Sí, fragilidad de los ciudadanos confinados, fragilidad también de los estados que quieren atajar la pandemia y el desastre económico subsecuente. Pero no acaban de saber cómo hacerlo. Al final el coronavirus será vencido. Pero flota el miedo a que a corto plazo (a largo, todos muertos, decía Keynes) sea una jaculatoria como la que muchos judíos del mundo repitieron durante años: ¡el año que viene en Jerusalén!

La incertidumbre también se debe a que los bancos centrales -los sumos sacerdotes de las economías posindustriales- toman decisiones de gran calado y poco después las tienen que rectificar. El jueves 12 de marzo, el BCE -el único poder supranacional europeo- dijo que pondría 120.000 millones suplementarios de créditos para zanjar la crisis y que la misión del BCE no era vigilar los "spreads" (diferencia de tipos de interés entre los distintos bonos estatales). Ocho días después -el miércoles 18 y con nocturnidad-, el BCE ha tenido que añadir 750.000 millones más y ha dicho que sí le importan las diferencias de tipos de interés entre Alemania e Italia (o España).

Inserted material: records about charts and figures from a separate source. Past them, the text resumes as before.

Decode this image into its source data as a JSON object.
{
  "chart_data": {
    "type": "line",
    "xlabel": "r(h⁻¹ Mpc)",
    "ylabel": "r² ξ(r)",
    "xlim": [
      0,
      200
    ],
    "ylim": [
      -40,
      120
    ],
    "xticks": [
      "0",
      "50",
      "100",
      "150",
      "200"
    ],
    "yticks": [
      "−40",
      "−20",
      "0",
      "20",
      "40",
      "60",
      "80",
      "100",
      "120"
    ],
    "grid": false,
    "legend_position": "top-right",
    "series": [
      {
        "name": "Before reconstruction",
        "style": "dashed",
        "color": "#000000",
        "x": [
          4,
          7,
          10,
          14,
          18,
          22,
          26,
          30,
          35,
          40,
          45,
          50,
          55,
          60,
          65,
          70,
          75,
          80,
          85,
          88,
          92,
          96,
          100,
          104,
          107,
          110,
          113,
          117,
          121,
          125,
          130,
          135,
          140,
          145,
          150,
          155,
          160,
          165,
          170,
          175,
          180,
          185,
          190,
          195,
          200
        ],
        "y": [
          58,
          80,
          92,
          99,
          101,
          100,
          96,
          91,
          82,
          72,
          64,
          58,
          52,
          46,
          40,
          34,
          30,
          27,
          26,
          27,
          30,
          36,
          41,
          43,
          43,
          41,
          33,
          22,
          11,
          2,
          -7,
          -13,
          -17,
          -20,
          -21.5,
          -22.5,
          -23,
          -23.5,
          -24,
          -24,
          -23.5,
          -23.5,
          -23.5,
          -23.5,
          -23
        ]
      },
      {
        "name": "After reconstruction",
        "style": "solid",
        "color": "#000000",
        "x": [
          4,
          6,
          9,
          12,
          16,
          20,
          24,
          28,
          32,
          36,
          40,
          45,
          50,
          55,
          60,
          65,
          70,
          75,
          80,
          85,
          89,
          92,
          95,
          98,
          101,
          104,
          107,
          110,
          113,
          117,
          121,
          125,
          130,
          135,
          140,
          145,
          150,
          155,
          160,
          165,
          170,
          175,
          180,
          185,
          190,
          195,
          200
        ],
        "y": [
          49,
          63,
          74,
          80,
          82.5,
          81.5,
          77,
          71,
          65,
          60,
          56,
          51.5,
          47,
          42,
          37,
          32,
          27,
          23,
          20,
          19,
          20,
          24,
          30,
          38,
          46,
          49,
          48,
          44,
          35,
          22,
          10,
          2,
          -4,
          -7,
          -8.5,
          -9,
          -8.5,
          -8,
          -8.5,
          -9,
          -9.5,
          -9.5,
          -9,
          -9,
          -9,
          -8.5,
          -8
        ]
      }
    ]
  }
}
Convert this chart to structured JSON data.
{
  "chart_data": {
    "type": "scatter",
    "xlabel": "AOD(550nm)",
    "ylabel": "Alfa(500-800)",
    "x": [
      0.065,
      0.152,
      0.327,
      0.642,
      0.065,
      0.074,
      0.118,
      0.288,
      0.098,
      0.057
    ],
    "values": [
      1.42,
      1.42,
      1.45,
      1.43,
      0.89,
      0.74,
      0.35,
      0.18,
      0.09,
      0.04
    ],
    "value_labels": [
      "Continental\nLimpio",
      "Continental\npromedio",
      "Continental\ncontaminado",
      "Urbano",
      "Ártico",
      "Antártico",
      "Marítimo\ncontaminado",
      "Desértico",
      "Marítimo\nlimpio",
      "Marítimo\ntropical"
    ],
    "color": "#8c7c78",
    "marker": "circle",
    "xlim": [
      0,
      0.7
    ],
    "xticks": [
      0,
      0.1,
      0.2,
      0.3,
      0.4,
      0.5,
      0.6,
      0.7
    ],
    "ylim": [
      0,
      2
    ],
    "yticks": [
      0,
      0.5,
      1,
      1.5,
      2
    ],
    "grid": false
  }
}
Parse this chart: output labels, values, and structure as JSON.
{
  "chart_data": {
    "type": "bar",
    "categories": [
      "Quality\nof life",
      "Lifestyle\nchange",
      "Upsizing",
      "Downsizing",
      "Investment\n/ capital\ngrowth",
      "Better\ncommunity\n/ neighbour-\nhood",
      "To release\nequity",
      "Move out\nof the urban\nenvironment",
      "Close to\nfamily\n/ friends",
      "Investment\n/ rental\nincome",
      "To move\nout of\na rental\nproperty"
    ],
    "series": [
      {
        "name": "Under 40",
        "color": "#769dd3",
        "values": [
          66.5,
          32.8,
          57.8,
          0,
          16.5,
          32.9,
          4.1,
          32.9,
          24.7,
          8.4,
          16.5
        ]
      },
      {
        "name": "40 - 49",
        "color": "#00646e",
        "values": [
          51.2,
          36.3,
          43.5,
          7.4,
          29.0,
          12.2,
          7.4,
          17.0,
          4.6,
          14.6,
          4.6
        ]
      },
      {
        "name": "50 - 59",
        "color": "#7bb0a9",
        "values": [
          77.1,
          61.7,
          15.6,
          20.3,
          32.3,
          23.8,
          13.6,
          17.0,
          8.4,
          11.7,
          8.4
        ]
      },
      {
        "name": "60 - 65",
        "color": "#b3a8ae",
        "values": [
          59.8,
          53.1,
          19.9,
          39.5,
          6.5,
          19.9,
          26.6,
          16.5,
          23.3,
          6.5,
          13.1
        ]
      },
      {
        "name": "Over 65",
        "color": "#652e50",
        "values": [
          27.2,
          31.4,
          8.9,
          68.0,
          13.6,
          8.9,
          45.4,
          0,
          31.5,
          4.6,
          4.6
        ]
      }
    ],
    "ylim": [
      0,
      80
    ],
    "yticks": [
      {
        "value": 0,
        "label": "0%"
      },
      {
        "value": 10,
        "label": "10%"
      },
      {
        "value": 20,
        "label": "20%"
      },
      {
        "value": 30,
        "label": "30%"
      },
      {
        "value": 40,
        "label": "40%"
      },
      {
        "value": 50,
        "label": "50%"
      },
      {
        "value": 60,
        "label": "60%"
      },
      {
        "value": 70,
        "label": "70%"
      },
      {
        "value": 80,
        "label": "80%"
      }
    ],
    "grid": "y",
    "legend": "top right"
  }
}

El BCE rectifica. Quiere actuar con la misma contundencia que Mario Draghi en 2012, cuando enmendó a Jean-Claude Trichet (su antecesor en el BCE) y salvó el euro. Y ha convencido con rapidez a los mercados de bonos, pero no tanto a los de acciones, que, tras reaccionar al alza, el viernes volvieron a caer en Wall Street. El llamado índice del miedo, que estaba en 11 a primeros de año, está ahora en 65.

La seguridad de un mundo que se creía dueño y señor está sacudida por una pandemia. Como en 1348 -cuando renacían la ciudades- con la peste negra. La diferencia es que hoy los países están más trabados y los gobiernos más legitimados y capacitados. Tenemos fundadas razones para creerlo.